THIS ADVERTISING AGENCY AGREEMENT ("Agreement") is made and effective this
_____ [Month] ___ [Date], 20__ [Year], by and between __________________________
[Instruction: Insert the name of company employing services of Agency], with headquarters
located at __________________________________ [Instruction: Insert the address of
company]       (hereinafter referred to as "Company") and __________________ [Instruction:
Insert the name of Agency] with a place of business at ________________________________
[Instruction: Insert the Address of Agency] (hereinafter referred to as "Agency").

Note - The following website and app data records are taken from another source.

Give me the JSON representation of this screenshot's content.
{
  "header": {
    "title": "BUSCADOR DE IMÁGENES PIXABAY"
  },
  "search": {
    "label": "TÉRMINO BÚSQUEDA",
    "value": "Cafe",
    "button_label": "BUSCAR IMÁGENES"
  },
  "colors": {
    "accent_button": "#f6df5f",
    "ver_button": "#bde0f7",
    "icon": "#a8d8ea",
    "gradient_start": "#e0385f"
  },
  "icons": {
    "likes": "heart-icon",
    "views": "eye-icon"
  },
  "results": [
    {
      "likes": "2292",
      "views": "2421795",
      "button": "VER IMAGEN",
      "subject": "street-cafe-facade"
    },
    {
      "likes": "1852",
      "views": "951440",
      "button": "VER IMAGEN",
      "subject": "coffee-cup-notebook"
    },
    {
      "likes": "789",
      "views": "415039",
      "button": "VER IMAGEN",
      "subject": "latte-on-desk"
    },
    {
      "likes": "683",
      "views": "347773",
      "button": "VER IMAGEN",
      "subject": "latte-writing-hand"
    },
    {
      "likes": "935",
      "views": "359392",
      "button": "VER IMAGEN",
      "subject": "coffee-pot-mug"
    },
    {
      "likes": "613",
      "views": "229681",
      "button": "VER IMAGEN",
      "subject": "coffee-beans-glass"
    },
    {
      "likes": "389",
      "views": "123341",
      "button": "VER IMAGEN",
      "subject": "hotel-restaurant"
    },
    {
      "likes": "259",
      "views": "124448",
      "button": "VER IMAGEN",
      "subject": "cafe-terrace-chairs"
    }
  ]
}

      WHEREAS, Company is interested in retaining the services of an agency for advertising and
promotional activities for certain goods and/or services offered by the Company;


      WHEREAS, Agency is in the business of providing advertising and promotional services;
and


      WHEREAS, Agency has represented to Company that it possesses all requisite skills,
knowledge, experience and technical capabilities to perform these services for Company;


      NOW, THEREFORE, in consideration of the mutual agreements and covenants herein
contained, the parties hereto agree as follows:


1. Engagement.
      Company engages Agency to render, and Agency agrees to render to Company, certain
      services in connection with Company 's planning, preparing and placing of advertising for
      certain of Company's products as follows:
      a. Analyzing present and potential marketing and advertising opportunities.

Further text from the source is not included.